Congrats! You've Won 1,500,000 GBP!!!

Got this email, did you?
"My wife and I won the Euro Millions Lottery of 41 Million British Pounds
Pounds and we have decided to donate 1.5 million British Pounds
(One million five hundred Thousand British Pounds) each to 4 individuals
worldwide as part of our own charity project.
To verify,please see our interview by visiting the web page below:

Your email address was among the emails which were submitted to us by
the Google, Inc as a web user; if you have received our email please,
kindly send us the below details so that we can transfer your 1,500,000 British Pounds.
in your name or direct our bank to effect the transfer of the funds to your
operational bank account in your country, congratulations.

Full Name:
Mobile No:
Age:
Address:
Country:
Occupation:
Send your response to (email address removed)

Best Regards,
Gareth & Catherine Bull"

The hell?

Have you ever seen email spam…?

Well duh. Im just wondering how many ppl they sent this to and how they think they are going to catch anyone with such a lame plan?

I get probably a dozen of those a week between my various throwaway e-mail accounts. They’re all different, from what I can tell, though.

Yeah, I got that one from the Bulls today or yesterday. I figure it’s the olde advance fee scam with some identity theft tossed in.

They only need to catch a few. And, to be fair, anybody that does fall for such a blindingly obvious scheme isn’t going to be the most discerning of individuals.

Since these are not really questions that can be answered factually, let’s move this over to MPSIMS.

Colibri
General Questions Moderator

The fact of the matter is, they should be reported to:

so they can be dealt with.

Does anybody have any knowledge or insight as to whether it actually accomplishes anything to report scams like this?

Here’s what I think about all these internet scams. I think the real scam is on the folks who send you these messages thinking they are going to scam you. They probably paid some other scam artist for a list of names of people “guaranteed to be gullible marks”. A typical case of “Who’s zoomin’ who?”

I work in anti-spam, and I’ve never known it to accomplish anything. But email spam is not my area.

Meh, that’s chump change, I’ve got ten times more coming my way from a Nigerian prince.

As I understand it, the obviousness of the scam is intentional. Anyone who sends out millions of emails has a sorting problem. You send out a scam that’s too plausible and a lot of people respond, and then you have a lot of work grooming all the people who respond, which if you get a large response will cause you to waste thousands and thousands of hours to find the few total idiot suckers who will fall for your scheme all the way. The halfway intelligent ones are going to bail on you somewhere along the way.

It’s far easier to send out a really obvious scam letter because that way the very few who respond will be the real idiots … much less wasted time.

It’s not intelligence or lack thereof.

It’s trying to catch people who are desperate enough to override their doubts.

Could very well be, doesn’t really affect the validity of my response in any event.
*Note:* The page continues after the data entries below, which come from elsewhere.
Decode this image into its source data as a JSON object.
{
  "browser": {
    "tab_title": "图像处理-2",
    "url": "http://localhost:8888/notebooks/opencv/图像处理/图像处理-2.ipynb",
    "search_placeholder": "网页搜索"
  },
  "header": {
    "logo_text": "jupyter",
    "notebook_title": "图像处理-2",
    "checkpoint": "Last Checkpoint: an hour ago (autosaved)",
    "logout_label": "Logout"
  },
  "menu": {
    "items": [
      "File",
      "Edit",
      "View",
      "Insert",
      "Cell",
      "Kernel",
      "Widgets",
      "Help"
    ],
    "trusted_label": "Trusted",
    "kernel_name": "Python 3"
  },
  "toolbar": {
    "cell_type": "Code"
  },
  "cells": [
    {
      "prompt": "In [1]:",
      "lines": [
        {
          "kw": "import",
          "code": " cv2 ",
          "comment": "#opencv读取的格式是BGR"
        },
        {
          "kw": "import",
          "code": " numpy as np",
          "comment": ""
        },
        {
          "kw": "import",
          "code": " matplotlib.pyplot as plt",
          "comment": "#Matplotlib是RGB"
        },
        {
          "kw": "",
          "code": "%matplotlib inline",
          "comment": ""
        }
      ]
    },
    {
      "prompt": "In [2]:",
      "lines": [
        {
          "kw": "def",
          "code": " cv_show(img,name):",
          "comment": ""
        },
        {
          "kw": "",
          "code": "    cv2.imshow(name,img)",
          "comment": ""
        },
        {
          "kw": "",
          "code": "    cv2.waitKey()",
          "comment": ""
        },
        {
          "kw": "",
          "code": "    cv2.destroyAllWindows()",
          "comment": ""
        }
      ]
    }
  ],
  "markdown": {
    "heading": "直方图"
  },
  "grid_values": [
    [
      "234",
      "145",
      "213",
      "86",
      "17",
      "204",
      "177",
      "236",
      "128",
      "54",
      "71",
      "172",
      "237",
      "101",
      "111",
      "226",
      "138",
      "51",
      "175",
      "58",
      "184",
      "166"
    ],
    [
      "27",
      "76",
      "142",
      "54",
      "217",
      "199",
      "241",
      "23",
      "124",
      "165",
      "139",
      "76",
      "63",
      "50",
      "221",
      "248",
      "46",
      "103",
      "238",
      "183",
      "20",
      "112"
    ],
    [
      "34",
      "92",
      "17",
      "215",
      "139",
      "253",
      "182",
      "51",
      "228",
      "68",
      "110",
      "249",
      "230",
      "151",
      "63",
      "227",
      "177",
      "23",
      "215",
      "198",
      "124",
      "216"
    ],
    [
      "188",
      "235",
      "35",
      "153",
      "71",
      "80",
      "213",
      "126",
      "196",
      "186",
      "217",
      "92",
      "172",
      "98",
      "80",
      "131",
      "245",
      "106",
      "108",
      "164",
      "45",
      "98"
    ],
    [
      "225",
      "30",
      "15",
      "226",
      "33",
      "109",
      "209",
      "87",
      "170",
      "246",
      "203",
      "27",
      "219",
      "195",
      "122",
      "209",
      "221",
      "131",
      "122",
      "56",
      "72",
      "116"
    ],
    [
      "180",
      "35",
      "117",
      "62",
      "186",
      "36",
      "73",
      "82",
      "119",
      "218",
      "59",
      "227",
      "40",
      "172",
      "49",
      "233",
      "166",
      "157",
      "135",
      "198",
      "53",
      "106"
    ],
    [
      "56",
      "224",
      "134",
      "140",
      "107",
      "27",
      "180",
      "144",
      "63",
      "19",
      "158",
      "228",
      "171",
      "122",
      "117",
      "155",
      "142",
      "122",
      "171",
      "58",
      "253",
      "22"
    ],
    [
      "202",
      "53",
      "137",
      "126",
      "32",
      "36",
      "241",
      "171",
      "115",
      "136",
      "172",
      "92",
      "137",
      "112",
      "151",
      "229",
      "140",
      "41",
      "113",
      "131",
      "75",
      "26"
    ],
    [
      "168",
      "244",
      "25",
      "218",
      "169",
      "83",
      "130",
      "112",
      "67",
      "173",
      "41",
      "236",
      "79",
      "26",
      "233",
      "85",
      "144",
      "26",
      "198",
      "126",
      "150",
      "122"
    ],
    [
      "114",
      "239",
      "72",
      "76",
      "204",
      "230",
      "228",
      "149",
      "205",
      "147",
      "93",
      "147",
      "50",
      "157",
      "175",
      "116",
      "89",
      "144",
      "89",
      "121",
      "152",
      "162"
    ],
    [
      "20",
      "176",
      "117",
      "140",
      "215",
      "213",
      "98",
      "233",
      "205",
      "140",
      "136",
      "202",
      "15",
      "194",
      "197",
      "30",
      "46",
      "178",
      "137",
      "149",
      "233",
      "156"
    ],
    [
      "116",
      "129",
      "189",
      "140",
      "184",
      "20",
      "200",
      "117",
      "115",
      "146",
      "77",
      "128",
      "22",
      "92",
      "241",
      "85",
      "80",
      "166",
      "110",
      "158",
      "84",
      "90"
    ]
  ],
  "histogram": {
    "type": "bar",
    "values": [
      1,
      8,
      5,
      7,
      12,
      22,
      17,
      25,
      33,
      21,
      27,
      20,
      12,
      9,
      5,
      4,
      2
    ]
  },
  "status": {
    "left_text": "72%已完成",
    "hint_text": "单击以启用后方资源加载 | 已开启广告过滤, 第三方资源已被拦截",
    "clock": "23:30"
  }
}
Sadly the scammers can ‘win’ in two ways:

It only needs a tiny proportion of gullible or greedy people to make this work.

Considering that most of them originate outside the US, I doubt it’ll have any effect to send the FBI a “I wasn’t victimized, merely got this scam e-mail from some throwaway dime-a-dozen e-mail account, from one of thousands of random scammers in Nigeria or elsewhere overseas” messages. If someone actually got baited by one of those, sure, report it.

The FBI can and does act on spam that originates overseas. From The New York Times of August 24, 2010: “The F.B.I. in 2002 resorted to luring a Russian suspect, Vasily Gorshkov, to the United States with a fake offer of a job interview, rather than ask the Russian police for help.” The same article describes how the US Department of Justice waited until another Russian spammer traveled to France and then had him arrested there for extradition to the US.